Recognizing the flow and ebb of the real estate market is a key skill that most investors master through painful experience. Greed is a bad thing; it blinds you to reality. Had this investor sold his property early on when the market was shifting his profit margin would have been much higher. Nothing frustrates investors more than seeing marginal returns for the amount of work involved in this sort of investment.

Investors who purchase near the top of the market simply get greedy often times forgetting that no market will go up forever. What goes up, must come down. We learned it as kids, but seem to have forgotten it as adults.

Ignoring the Numbers

With the advent of television channels like HGTV and TLC, not to mention the late night infomercials promising fame and fortune, it’s hard not to get swept up in the emotion of buying and selling homes for profit. For folks in California, Florida, and New York it’s even worse because they’re seeing such incredible increases in value, even if it is just fluff.

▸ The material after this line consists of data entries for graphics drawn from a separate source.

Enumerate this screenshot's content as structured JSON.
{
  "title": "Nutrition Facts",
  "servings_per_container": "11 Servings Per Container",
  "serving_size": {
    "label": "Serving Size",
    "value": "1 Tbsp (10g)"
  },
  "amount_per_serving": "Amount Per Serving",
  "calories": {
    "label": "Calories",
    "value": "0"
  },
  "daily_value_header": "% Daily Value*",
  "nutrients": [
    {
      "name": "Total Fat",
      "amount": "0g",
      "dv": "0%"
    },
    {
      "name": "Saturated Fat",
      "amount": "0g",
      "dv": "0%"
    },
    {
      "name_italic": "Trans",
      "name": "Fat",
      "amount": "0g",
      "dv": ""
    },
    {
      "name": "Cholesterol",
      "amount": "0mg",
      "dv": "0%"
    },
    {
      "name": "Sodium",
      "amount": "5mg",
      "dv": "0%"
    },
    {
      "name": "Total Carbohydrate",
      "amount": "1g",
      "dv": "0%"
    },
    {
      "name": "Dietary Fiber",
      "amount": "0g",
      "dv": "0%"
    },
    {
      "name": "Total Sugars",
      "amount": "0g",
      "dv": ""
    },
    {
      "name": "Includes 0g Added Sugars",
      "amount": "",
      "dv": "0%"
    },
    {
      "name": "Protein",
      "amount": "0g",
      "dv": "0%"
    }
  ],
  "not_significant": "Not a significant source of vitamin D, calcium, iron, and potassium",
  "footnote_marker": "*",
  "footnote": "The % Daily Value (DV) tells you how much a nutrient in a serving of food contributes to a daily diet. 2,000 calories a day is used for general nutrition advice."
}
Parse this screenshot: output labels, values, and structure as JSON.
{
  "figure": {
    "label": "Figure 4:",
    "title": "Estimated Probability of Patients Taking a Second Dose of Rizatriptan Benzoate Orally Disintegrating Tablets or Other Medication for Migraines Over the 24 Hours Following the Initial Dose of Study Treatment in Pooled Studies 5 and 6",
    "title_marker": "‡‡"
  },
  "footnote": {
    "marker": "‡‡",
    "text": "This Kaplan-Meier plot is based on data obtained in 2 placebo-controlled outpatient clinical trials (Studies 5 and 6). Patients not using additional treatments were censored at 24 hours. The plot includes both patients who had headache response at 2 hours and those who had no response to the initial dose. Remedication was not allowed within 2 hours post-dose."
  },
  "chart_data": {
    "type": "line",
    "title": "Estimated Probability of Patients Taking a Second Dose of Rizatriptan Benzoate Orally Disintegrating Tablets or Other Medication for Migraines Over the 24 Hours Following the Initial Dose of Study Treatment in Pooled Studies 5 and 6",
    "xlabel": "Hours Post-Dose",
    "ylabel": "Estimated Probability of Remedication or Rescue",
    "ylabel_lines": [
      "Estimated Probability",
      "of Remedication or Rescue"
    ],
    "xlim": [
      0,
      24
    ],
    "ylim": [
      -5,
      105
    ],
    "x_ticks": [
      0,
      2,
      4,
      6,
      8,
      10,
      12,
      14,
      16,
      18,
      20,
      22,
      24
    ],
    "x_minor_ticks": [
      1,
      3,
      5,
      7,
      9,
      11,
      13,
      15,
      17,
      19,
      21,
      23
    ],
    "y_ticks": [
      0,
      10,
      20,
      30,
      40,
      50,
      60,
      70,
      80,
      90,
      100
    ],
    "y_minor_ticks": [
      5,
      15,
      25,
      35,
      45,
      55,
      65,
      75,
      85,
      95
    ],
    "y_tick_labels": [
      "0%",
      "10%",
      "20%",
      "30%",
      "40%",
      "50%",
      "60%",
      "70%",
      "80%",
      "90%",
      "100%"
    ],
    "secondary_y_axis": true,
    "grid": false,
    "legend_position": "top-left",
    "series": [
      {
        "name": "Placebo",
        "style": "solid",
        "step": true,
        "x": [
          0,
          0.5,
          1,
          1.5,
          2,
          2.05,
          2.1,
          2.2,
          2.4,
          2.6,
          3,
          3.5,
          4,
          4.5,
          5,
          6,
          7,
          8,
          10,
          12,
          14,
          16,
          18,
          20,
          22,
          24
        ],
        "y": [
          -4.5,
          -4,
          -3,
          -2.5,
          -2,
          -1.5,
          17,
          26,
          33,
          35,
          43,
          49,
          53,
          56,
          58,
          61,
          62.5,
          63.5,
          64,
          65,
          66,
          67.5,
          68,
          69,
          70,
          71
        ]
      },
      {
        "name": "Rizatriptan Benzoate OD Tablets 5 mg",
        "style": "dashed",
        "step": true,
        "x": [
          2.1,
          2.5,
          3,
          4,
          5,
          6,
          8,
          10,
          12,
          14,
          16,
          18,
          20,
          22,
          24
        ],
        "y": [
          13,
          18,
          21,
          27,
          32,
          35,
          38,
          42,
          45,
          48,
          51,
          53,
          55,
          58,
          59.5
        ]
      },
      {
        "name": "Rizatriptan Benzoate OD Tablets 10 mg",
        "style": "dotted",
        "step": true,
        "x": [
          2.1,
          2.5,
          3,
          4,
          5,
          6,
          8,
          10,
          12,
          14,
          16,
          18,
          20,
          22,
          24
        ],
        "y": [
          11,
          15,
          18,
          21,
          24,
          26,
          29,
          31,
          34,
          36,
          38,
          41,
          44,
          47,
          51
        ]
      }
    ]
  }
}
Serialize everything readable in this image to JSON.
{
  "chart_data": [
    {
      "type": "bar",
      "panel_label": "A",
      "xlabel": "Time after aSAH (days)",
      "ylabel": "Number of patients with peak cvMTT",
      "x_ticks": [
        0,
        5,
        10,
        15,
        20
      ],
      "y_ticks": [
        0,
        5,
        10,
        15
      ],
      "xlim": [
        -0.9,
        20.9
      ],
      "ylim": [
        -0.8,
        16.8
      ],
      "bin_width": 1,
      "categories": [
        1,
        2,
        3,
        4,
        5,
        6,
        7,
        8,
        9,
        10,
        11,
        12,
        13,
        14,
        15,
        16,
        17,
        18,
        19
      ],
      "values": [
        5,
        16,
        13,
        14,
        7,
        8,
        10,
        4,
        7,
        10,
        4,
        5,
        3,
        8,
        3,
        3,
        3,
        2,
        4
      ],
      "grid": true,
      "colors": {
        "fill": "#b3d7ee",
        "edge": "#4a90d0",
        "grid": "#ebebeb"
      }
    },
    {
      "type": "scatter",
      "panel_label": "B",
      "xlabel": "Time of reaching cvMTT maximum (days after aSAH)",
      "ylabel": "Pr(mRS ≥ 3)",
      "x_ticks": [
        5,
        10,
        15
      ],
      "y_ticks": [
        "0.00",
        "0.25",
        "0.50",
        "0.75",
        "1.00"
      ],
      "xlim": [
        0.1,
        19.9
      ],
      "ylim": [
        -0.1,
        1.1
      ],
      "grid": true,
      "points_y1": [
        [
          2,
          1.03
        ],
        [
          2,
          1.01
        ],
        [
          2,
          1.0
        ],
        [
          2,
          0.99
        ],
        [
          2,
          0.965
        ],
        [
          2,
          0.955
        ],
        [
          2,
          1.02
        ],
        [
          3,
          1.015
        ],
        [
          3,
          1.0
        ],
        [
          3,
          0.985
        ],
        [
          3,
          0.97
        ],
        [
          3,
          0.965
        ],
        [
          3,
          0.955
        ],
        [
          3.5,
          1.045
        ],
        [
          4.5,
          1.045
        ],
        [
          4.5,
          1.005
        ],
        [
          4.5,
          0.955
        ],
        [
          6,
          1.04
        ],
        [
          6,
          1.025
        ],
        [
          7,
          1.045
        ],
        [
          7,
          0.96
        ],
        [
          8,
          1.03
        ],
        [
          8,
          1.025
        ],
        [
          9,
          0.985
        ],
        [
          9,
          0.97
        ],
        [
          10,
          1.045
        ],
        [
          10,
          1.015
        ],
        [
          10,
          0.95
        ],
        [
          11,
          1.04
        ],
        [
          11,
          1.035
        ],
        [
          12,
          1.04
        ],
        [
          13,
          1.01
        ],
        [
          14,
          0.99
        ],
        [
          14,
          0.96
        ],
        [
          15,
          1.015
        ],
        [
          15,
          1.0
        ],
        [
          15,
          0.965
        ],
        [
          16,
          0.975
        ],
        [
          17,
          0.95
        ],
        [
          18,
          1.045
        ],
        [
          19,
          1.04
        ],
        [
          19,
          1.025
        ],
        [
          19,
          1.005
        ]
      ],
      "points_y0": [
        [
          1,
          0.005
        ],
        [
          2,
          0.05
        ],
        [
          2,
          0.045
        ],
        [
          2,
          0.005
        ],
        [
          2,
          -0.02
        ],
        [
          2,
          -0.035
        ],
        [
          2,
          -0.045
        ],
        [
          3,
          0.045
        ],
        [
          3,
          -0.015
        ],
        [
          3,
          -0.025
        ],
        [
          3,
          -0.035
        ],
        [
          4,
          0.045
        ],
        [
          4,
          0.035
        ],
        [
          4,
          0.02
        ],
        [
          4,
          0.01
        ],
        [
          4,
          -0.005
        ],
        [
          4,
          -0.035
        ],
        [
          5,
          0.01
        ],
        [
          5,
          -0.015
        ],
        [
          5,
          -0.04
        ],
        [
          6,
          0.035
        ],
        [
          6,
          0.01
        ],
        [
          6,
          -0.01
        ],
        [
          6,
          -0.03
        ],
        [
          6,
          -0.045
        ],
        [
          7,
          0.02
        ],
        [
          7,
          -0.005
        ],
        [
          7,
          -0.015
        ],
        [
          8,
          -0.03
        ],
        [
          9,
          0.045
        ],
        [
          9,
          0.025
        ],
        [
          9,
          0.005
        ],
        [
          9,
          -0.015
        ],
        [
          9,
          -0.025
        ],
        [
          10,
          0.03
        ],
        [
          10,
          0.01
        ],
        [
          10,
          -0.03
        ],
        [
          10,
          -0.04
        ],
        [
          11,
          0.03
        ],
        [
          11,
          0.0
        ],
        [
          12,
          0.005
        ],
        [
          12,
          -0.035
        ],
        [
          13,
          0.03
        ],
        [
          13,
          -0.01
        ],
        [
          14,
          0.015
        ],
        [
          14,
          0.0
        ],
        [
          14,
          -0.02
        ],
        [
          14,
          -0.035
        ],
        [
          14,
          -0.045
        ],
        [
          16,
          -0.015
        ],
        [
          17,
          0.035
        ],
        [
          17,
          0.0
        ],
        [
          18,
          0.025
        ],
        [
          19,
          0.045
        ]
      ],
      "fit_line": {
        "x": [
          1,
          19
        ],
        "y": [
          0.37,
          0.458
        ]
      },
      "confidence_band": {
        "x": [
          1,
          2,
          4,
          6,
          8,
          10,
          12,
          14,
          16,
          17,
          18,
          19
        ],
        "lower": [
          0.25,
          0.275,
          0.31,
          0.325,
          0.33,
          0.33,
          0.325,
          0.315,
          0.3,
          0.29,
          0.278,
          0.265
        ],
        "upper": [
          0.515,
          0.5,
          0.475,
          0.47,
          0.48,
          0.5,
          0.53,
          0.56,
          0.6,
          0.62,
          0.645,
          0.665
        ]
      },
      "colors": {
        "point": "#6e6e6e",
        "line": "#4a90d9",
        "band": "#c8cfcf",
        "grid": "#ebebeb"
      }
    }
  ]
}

The problem most new investors face is ignoring the numbers. Numbers don’t lie – they tell you when a deal is a good one, or one that you should walk away from. Ignoring the numbers is fatal for thousands of potential investors every year. Always keep your eye on the bottom line.

Leading with the heart, not the mind

All too often, potential investors go into these kinds of projects leading with the hearts. They love this home, or what it could be rather than what it represents in black and white at the end of the day. Successful investors don’t buy a home because they feel connected to it, they buy it because it can make them money.

The fact that it WILL be pretty or that it DOES have great flow is merely the means to an end: getting it rehabbed and back on the market quickly. And these means lead to a quicker sale, which in turn means more profit.

Learning from History

There’s an old saying, “Those who ignore history are doomed to repeat it.” By refusing to learn from the mistakes of others as well as ourselves we are setting ourselves up to fail. History always repeats itself… especially in the real estate market. Let’s not forget that the dotcom bubble in the stock market took place less than a decade ago.

People lost their pensions, retirement, homes and jobs and yet five years later the gas industry followed suit. The encouraging thing to remember though is that both markets have recovered today.

Desperation

Someone once said, “Desperation is like stealing from the Mafia; you stand a good chance of attracting the wrong attention”. Desperation leads people to do stupid things, and by stupid I mean buying without performing your due diligence. Don’t get caught in the madness when markets climb; fear that you’re missing the boat should never be an agent for irrational purchases. Do your homework, evaluate the numbers, and make sure you can be as excited about the sale of the property as you are with the purchase. Slow and steady wins the race.